La reciente discusión en el Senado argentino sobre una nueva ley de biocombustibles ha revelado importantes diferencias entre los distintos actores de la cadena productiva. Durante una reunión de la Comisión de Minería, Energía y Combustibles, se presentaron dos proyectos impulsados por las senadoras Patricia Bullrich y Flavia Royón. Ambos buscan modernizar el sector, pero divergen en aspectos clave como el ritmo de apertura del mercado y el nivel de protección para las pequeñas y medianas empresas (pymes) productoras. El Gobierno, a través del secretario de Coordinación de Energía y Minería, Daniel González, ha expresado su respaldo a la propuesta de Bullrich, que incluye un aumento del corte de bioetanol en las naftas del 12% al 15%. Esta medida busca fomentar una mayor competencia y eliminar gradualmente los cupos existentes.

El apoyo del Gobierno a la propuesta de Bullrich se basa en la necesidad de un esquema más competitivo y menos regulado. González argumentó que el aumento del corte de etanol es razonable y se alinea con la intención de modernizar el sector. Sin embargo, el funcionario también se mostró crítico ante las iniciativas que proponen un incremento del biodiésel al 15%, advirtiendo que esto podría encarecer permanentemente el gasoil, afectando a sectores como el transporte y la agricultura. Esta postura refleja una preocupación por los costos que podría acarrear para los consumidores y la economía en general.

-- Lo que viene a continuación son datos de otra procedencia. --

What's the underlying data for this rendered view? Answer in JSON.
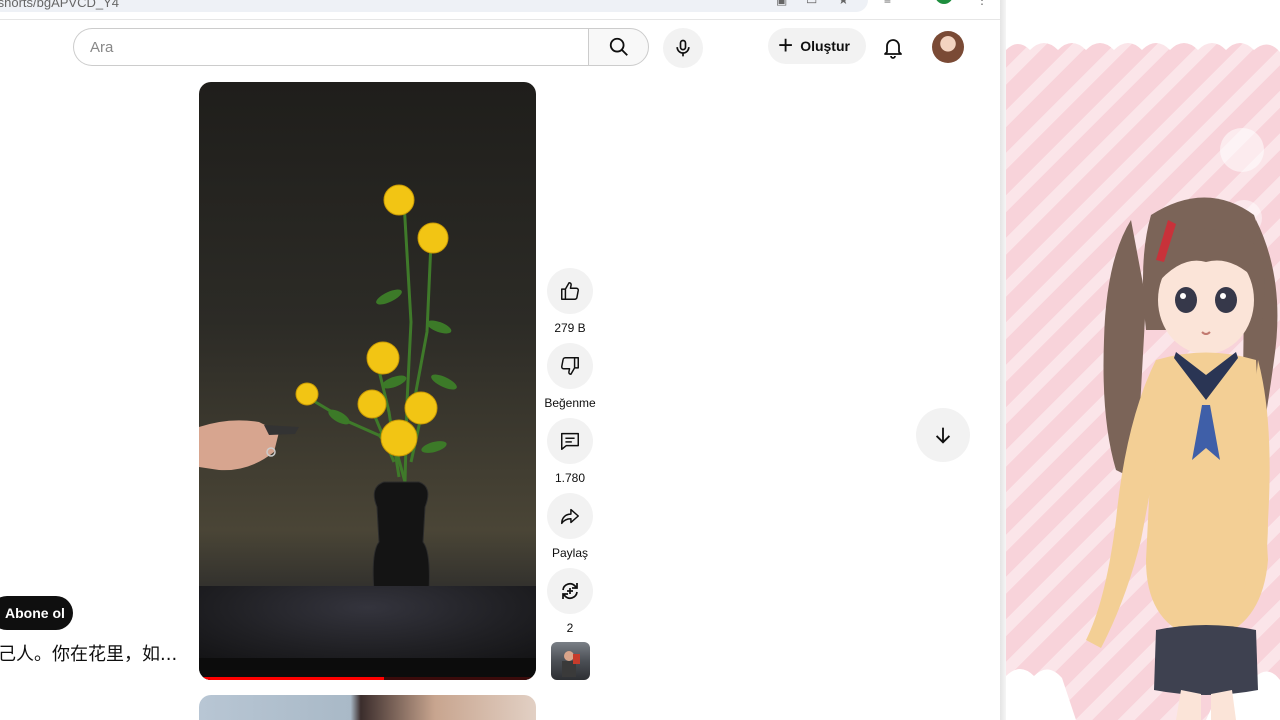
{
  "browser": {
    "url_fragment": "/shorts/bgAPVCD_Y4"
  },
  "topbar": {
    "search_placeholder": "Ara",
    "search_icon": "search-icon",
    "mic_icon": "mic-icon",
    "create_label": "Oluştur",
    "notifications_icon": "bell-icon"
  },
  "short": {
    "progress_fraction": 0.55,
    "subscribe_label": "Abone ol",
    "caption": "己人。你在花里，如..."
  },
  "actions": {
    "like_count": "279 B",
    "dislike_label": "Beğenme",
    "comment_count": "1.780",
    "share_label": "Paylaş",
    "remix_count": "2"
  },
  "colors": {
    "accent": "#ff0000",
    "button_bg": "#f2f2f2",
    "text": "#0f0f0f"
  }
}
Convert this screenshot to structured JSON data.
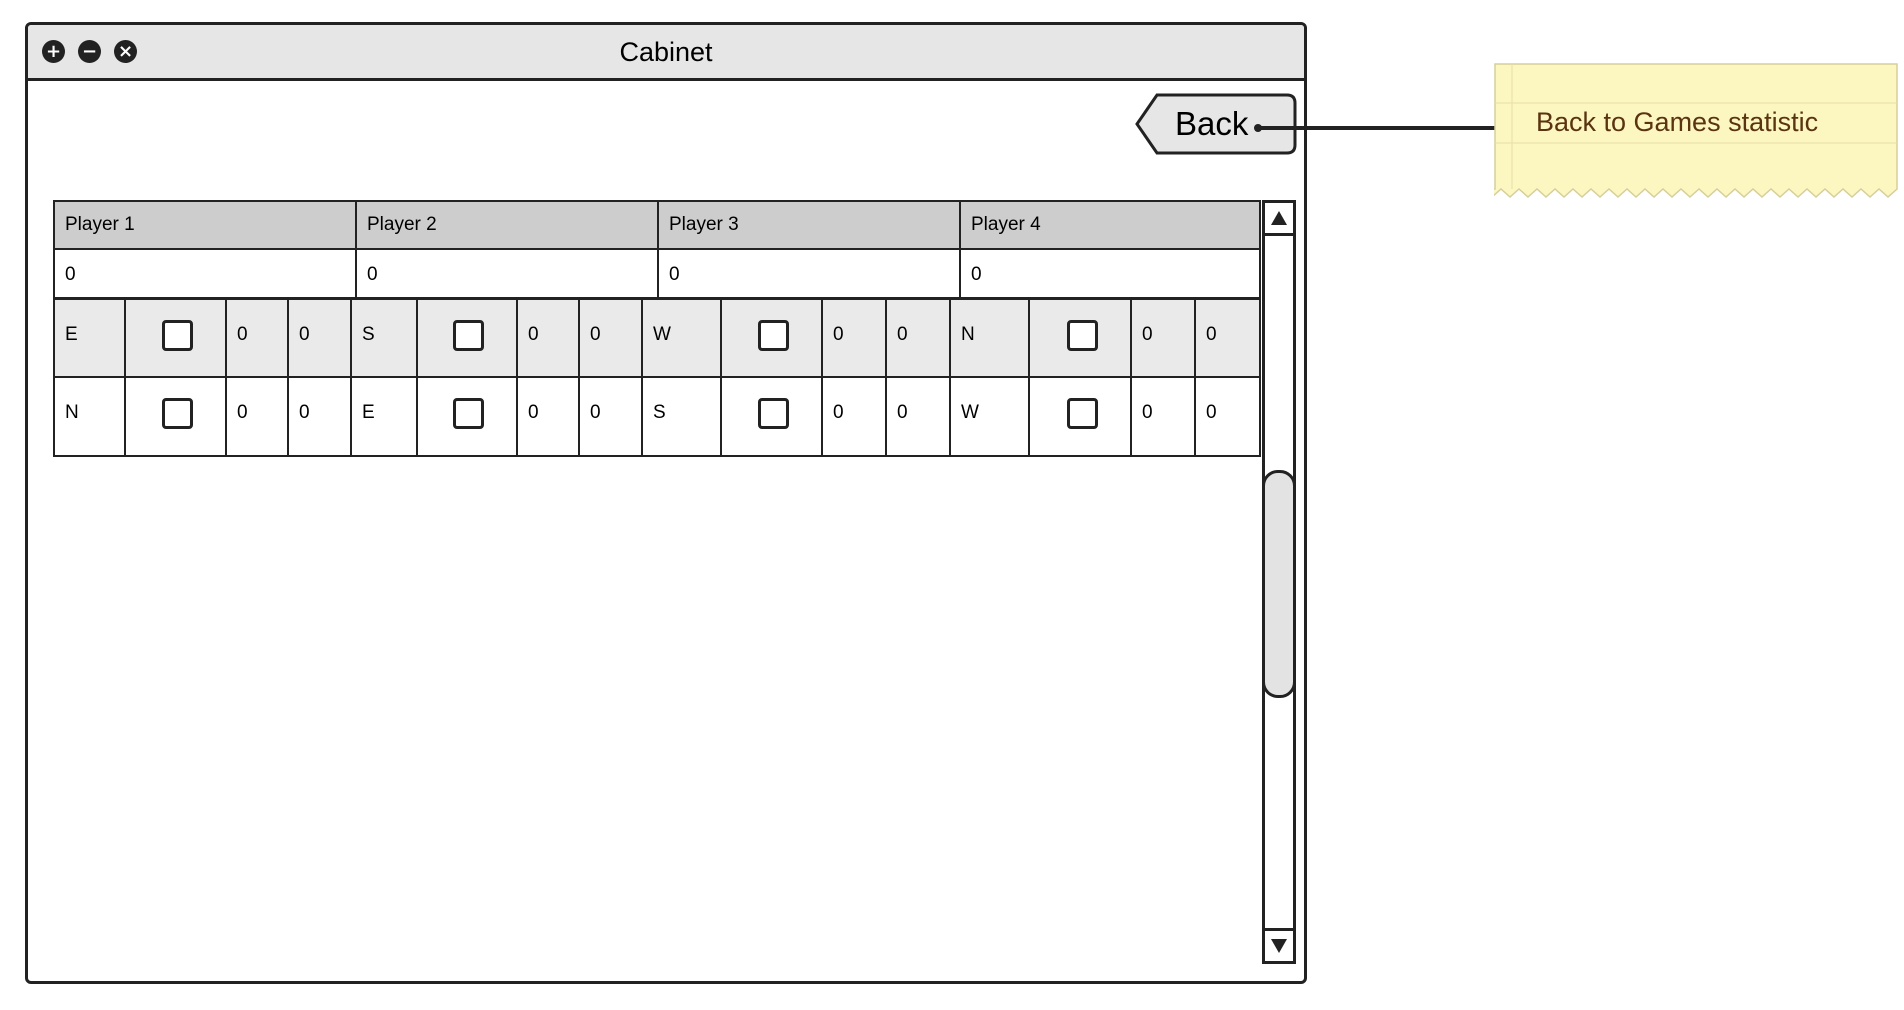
{
  "window": {
    "title": "Cabinet",
    "controls": [
      {
        "name": "maximize",
        "glyph": "+"
      },
      {
        "name": "minimize",
        "glyph": "−"
      },
      {
        "name": "close",
        "glyph": "×"
      }
    ]
  },
  "back_button": {
    "label": "Back"
  },
  "note": {
    "text": "Back to Games statistic",
    "color": "#fcf6c0"
  },
  "table": {
    "players": [
      {
        "name": "Player 1",
        "total": "0"
      },
      {
        "name": "Player 2",
        "total": "0"
      },
      {
        "name": "Player 3",
        "total": "0"
      },
      {
        "name": "Player 4",
        "total": "0"
      }
    ],
    "rows": [
      [
        {
          "wind": "E",
          "checked": false,
          "a": "0",
          "b": "0"
        },
        {
          "wind": "S",
          "checked": false,
          "a": "0",
          "b": "0"
        },
        {
          "wind": "W",
          "checked": false,
          "a": "0",
          "b": "0"
        },
        {
          "wind": "N",
          "checked": false,
          "a": "0",
          "b": "0"
        }
      ],
      [
        {
          "wind": "N",
          "checked": false,
          "a": "0",
          "b": "0"
        },
        {
          "wind": "E",
          "checked": false,
          "a": "0",
          "b": "0"
        },
        {
          "wind": "S",
          "checked": false,
          "a": "0",
          "b": "0"
        },
        {
          "wind": "W",
          "checked": false,
          "a": "0",
          "b": "0"
        }
      ]
    ]
  },
  "colors": {
    "frame": "#222222",
    "titlebar": "#e6e6e6",
    "header": "#cdcdcd",
    "row_alt": "#eaeaea"
  }
}
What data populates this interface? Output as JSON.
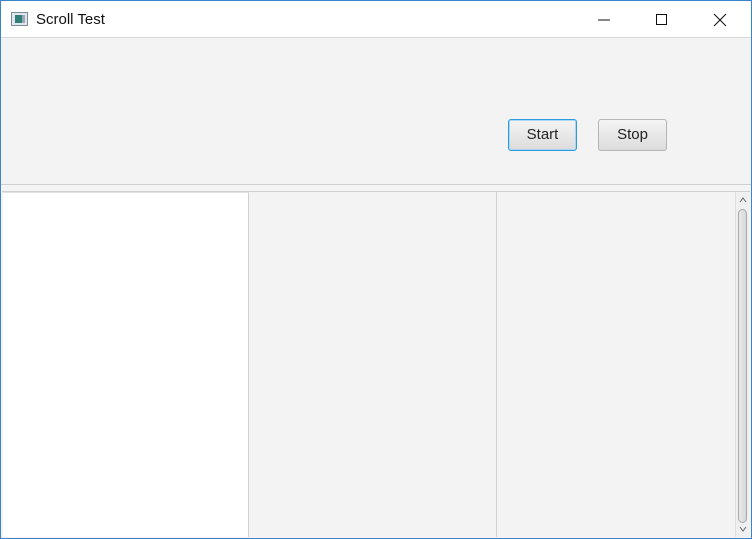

Las opiniones dentro del sector privado son diversas. Alfonso Romero, representante de la Cámara de la Industria Aceitera (Ciara), cuestionó las restricciones que algunos proyectos imponen a la competencia. Romero sugirió que Argentina debería seguir el ejemplo de países como Indonesia, que han incrementado significativamente sus cortes de biocombustibles. La Cámara Argentina de la Energía (CADE) también respalda la propuesta de Bullrich, argumentando que la modernización del sector es esencial para mejorar la eficiencia y competitividad. Sin embargo, hay voces que advierten sobre los riesgos de aumentar el corte de biodiésel, señalando que esto podría resultar en mayores costos para el consumidor final.

Desde la perspectiva de la industria automotriz, la posición es más conservadora. Fernando Rodríguez Canedo, director ejecutivo de la Asociación de Fabricantes de Automotores (Adefa), ha manifestado que el sector prefiere mantener el actual esquema del 12% de bioetanol. Cualquier modificación en los porcentajes implicaría inversiones significativas para adaptar los motores a nuevas mezclas, lo que podría ser un obstáculo para la industria. Además, Canedo enfatizó la importancia de no apartarse de los estándares internacionales, dado que los principales destinos de exportación de vehículos argentinos tienen porcentajes de etanol similares o inferiores a los de Argentina.

De cara al futuro, la discusión sobre la ley de biocombustibles continuará siendo un tema candente en el ámbito político y económico. La fecha de votación en el Senado aún no se ha definido, pero se espera que las negociaciones entre los distintos sectores continúen. Los inversores y actores del mercado deberán estar atentos a cómo se desarrollan estas discusiones, ya que los cambios en la regulación de biocombustibles pueden tener un impacto significativo en los costos de producción y en el precio final de los combustibles, lo que podría repercutir en la inflación y en el consumo en el país.